Most recently, she composed the music for the Broadway production of Macbeth, starring Daniel Craig and Ruth Negga. It was nominated for three Tony Awards, including Best Sound Design. She is also a co-founder of a change-making group called RAMPD - Recording Artists and Music Professionals with Disabilities. RAMPD’s mission is to serve as a resource for disabled recording artists and music professionals and their allies by amplifying disability culture, promoting inclusion, and advocating for accessibility in the music in history.
Described as “Velvet Underground meets Little House on the Prairie” by musician Jeremy Ylvisaker, her music was initially beautiful and simplistic—just her voice, violin, and a looping pedal. Her newest album, released in 2018 and her third to date, takes a step past this and incorporates local Minnesotan heavy-hitters—including Al Church, Dave Mehling, Marty Dosh, Andrew Foreman, and Alan Sparhawk—to shift the sound around from folk to pop to even some traditional fiddle tunes. In addition to performing and recording, Lea also does speaking engagements about disability rights, finding inner freedom, and the power of music.
Growing up in Duluth, Minnesota with her parents and three siblings, Lea was born with Osteogenesis Imperfecta, otherwise known as brittle bones disease.
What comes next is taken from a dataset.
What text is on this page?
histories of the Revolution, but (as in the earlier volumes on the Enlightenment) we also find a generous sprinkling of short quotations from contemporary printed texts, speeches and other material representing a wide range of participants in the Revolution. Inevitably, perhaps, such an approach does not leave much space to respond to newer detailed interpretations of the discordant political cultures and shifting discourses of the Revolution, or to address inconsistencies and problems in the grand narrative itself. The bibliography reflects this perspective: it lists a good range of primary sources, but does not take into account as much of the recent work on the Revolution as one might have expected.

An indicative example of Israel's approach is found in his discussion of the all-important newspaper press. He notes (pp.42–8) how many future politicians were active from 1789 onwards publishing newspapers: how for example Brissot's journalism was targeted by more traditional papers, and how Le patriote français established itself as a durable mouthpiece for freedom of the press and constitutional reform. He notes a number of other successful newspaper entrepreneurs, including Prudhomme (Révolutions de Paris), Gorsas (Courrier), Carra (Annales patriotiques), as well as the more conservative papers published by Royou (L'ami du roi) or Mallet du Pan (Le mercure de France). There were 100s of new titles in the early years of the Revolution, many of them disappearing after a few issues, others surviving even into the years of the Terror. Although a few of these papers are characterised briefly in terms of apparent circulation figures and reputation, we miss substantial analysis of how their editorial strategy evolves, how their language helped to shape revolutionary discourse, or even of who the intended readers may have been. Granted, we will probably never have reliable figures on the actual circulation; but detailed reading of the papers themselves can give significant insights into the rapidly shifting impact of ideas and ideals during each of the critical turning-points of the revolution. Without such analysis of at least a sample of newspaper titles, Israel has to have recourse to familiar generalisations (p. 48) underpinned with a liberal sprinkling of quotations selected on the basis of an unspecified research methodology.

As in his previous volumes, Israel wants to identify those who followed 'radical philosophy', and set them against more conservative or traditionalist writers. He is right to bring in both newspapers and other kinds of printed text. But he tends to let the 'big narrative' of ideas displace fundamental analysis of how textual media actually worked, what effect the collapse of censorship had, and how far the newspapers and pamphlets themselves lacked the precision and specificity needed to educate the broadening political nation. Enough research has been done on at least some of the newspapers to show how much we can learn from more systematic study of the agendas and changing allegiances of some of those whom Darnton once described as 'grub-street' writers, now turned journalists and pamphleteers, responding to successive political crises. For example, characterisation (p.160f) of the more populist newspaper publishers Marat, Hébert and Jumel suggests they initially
This means Lea’s bones aren’t as strong as most people’s, so she has been using a wheelchair since she was two-and-a-half. At the age of nine, she watched an orchestra perform at school and fell in love with the sound of the strings. The next year, her fifth-grade orchestra teacher helped her adapt so that instead of playing the violin on the shoulder, she played it upright like a tiny cello. Lea has been playing this way for 25 years.
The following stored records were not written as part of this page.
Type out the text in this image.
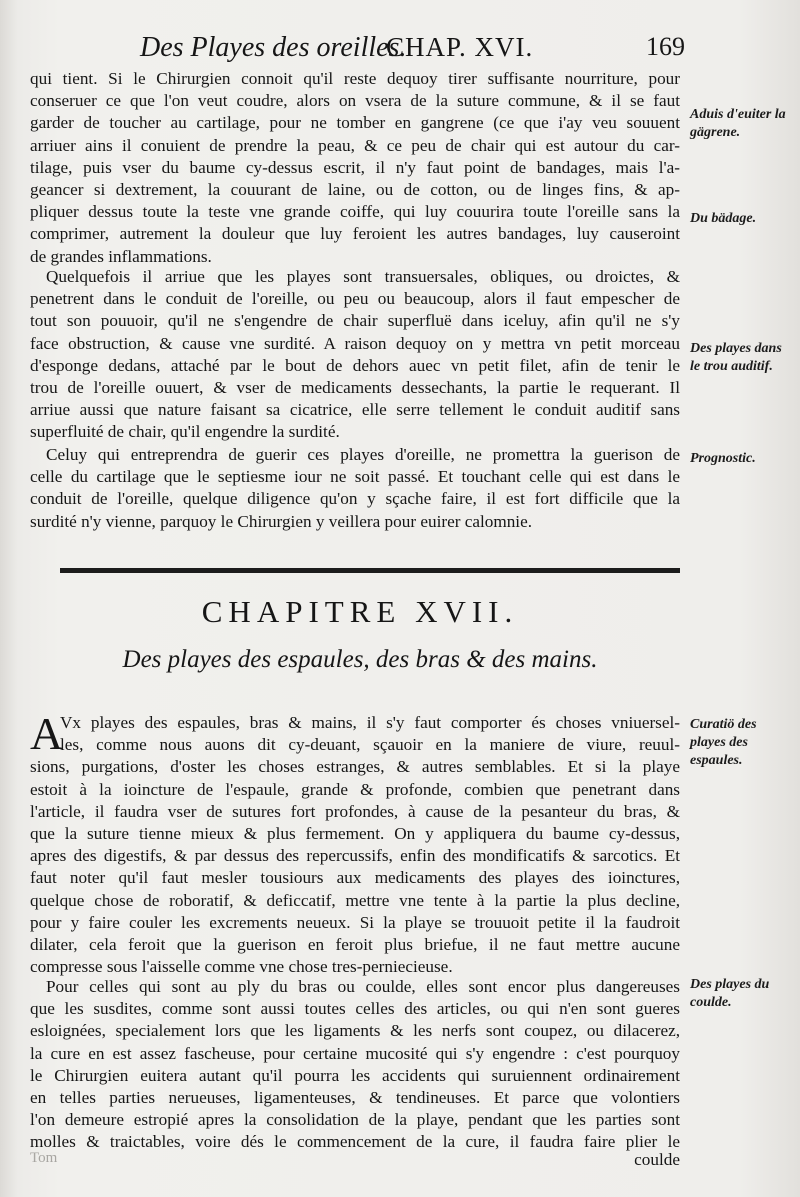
Des Playes des oreilles.
CHAP. XVI.	169
qui tient. Si le Chirurgien connoit qu'il reste dequoy tirer suffisante nourriture, pour
conseruer ce que l'on veut coudre, alors on vsera de la suture commune, & il se faut
garder de toucher au cartilage, pour ne tomber en gangrene (ce que i'ay veu souuent
arriuer ains il conuient de prendre la peau, & ce peu de chair qui est autour du car-
tilage, puis vser du baume cy-dessus escrit, il n'y faut point de bandages, mais l'a-
geancer si dextrement, la couurant de laine, ou de cotton, ou de linges fins, & ap-
pliquer dessus toute la teste vne grande coiffe, qui luy couurira toute l'oreille sans la
comprimer, autrement la douleur que luy feroient les autres bandages, luy causeroint
de grandes inflammations.
Quelquefois il arriue que les playes sont transuersales, obliques, ou droictes, &
penetrent dans le conduit de l'oreille, ou peu ou beaucoup, alors il faut empescher de
tout son pouuoir, qu'il ne s'engendre de chair superfluë dans iceluy, afin qu'il ne s'y
face obstruction, & cause vne surdité. A raison dequoy on y mettra vn petit morceau
d'esponge dedans, attaché par le bout de dehors auec vn petit filet, afin de tenir le
trou de l'oreille ouuert, & vser de medicaments dessechants, la partie le requerant. Il
arriue aussi que nature faisant sa cicatrice, elle serre tellement le conduit auditif sans
superfluité de chair, qu'il engendre la surdité.
Celuy qui entreprendra de guerir ces playes d'oreille, ne promettra la guerison de
celle du cartilage que le septiesme iour ne soit passé. Et touchant celle qui est dans le
conduit de l'oreille, quelque diligence qu'on y sçache faire, il est fort difficile que la
surdité n'y vienne, parquoy le Chirurgien y veillera pour euirer calomnie.
CHAPITRE XVII.
Des playes des espaules, des bras & des mains.
A
Vx playes des espaules, bras & mains, il s'y faut comporter és choses vniuersel-
les, comme nous auons dit cy-deuant, sçauoir en la maniere de viure, reuul-
sions, purgations, d'oster les choses estranges, & autres semblables. Et si la playe
estoit à la ioincture de l'espaule, grande & profonde, combien que penetrant dans
l'article, il faudra vser de sutures fort profondes, à cause de la pesanteur du bras, &
que la suture tienne mieux & plus fermement. On y appliquera du baume cy-dessus,
apres des digestifs, & par dessus des repercussifs, enfin des mondificatifs & sarcotics. Et
faut noter qu'il faut mesler tousiours aux medicaments des playes des ioinctures,
quelque chose de roboratif, & deficcatif, mettre vne tente à la partie la plus decline,
pour y faire couler les excrements neueux. Si la playe se trouuoit petite il la faudroit
dilater, cela feroit que la guerison en feroit plus briefue, il ne faut mettre aucune
compresse sous l'aisselle comme vne chose tres-perniecieuse.
Pour celles qui sont au ply du bras ou coulde, elles sont encor plus dangereuses
que les susdites, comme sont aussi toutes celles des articles, ou qui n'en sont gueres
esloignées, specialement lors que les ligaments & les nerfs sont coupez, ou dilacerez,
la cure en est assez fascheuse, pour certaine mucosité qui s'y engendre : c'est pourquoy
le Chirurgien euitera autant qu'il pourra les accidents qui suruiennent ordinairement
en telles parties nerueuses, ligamenteuses, & tendineuses. Et parce que volontiers
l'on demeure estropié apres la consolidation de la playe, pendant que les parties sont
molles & traictables, voire dés le commencement de la cure, il faudra faire plier le
Tom	coulde
Aduis d'euiter la gägrene.
Du bädage.
Des playes dans le trou auditif.
Prognostic.
Curatiö des playes des espaules.
Des playes du coulde.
Lea uses her music to talk about topics like love, sorrow, being in the moment—and her disability. “Having brittle bones means that one-minute life can be going along swimmingly, and the next minute you break a bone and are pretty much laid up for six weeks,” she said. “This teaches you about impermanence and even your own mortality at a pretty young age, and I know it's colored my songwriting.”
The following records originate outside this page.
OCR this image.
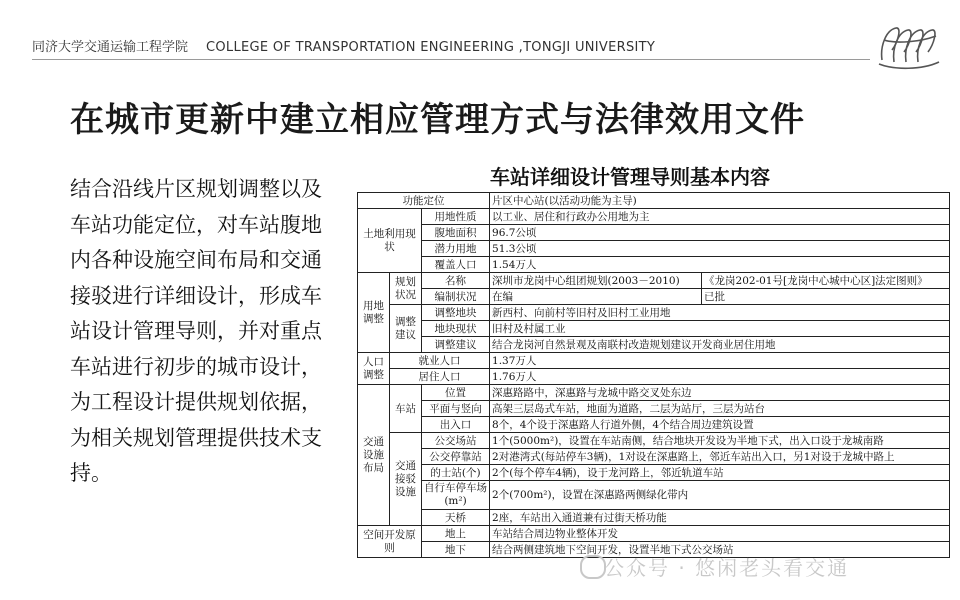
同济大学交通运输工程学院 COLLEGE OF TRANSPORTATION ENGINEERING ,TONGJI UNIVERSITY
在城市更新中建立相应管理方式与法律效用文件
结合沿线片区规划调整以及车站功能定位，对车站腹地内各种设施空间布局和交通接驳进行详细设计，形成车站设计管理导则，并对重点车站进行初步的城市设计，为工程设计提供规划依据，为相关规划管理提供技术支持。
车站详细设计管理导则基本内容
功能定位			片区中心站(以活动功能为主导)	
土地利用现状		用地性质	以工业、居住和行政办公用地为主	
		腹地面积	96.7公顷	
		潜力用地	51.3公顷	
		覆盖人口	1.54万人	
用地调整	规划状况	名称	深圳市龙岗中心组团规划(2003－2010)	《龙岗202-01号[龙岗中心城中心区]法定图则》
		编制状况	在编	已批
	调整建议	调整地块	新西村、向前村等旧村及旧村工业用地	
		地块现状	旧村及村属工业	
		调整建议	结合龙岗河自然景观及南联村改造规划建议开发商业居住用地	
人口调整	就业人口		1.37万人	
	居住人口		1.76万人	
交通设施布局	车站	位置	深惠路路中，深惠路与龙城中路交叉处东边	
		平面与竖向	高架三层岛式车站，地面为道路，二层为站厅，三层为站台	
		出入口	8个，4个设于深惠路人行道外侧，4个结合周边建筑设置	
	交通接驳设施	公交场站	1个(5000m²)，设置在车站南侧，结合地块开发设为半地下式，出入口设于龙城南路	
		公交停靠站	2对港湾式(每站停车3辆)，1对设在深惠路上，邻近车站出入口，另1对设于龙城中路上	
		的士站(个)	2个(每个停车4辆)，设于龙河路上，邻近轨道车站	
		自行车停车场(m²)	2个(700m²)，设置在深惠路两侧绿化带内	
		天桥	2座，车站出入通道兼有过街天桥功能	
空间开发原则		地上	车站结合周边物业整体开发	
		地下	结合两侧建筑地下空间开发，设置半地下式公交场站	
公众号 · 悠闲老头看交通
Being a wheelchair user and performing artist has given her perspective on how inaccessible venues are. “Often venues are not accessible to me or to the paying customers with disabilities, which limits the places I can perform and thus earn my keep,” she said. “I used to be more flexible about accessibility and I would do shows at venues where I had to be lifted onstage and such. But about a year ago I finally took a stand and said I would only play in spaces with accessible entrances, bathrooms, and that I wouldn't have my chair lifted on stage. I think lifting my chair sends a negative message—that there's not truly equal access for disabled artists.”
Lea wants to leave a legacy of “kindness, love, and joy—especially among those who know me best. But I would also love to leave a lasting contribution in music, writing, and disability culture.” She plans to continue to challenge herself to make music that tells authentic stories and maybe even write a book one day.
When it comes to changing disability culture, Lea said that “Instead of promoting the medicalized version of disability (focusing on the ‘otherness’ or physical differences more than the whole person), we want disability to be viewed as you would any other form of diversity. Not positive or negative, not sensationalized or to be pitied, but just a part of our identity.”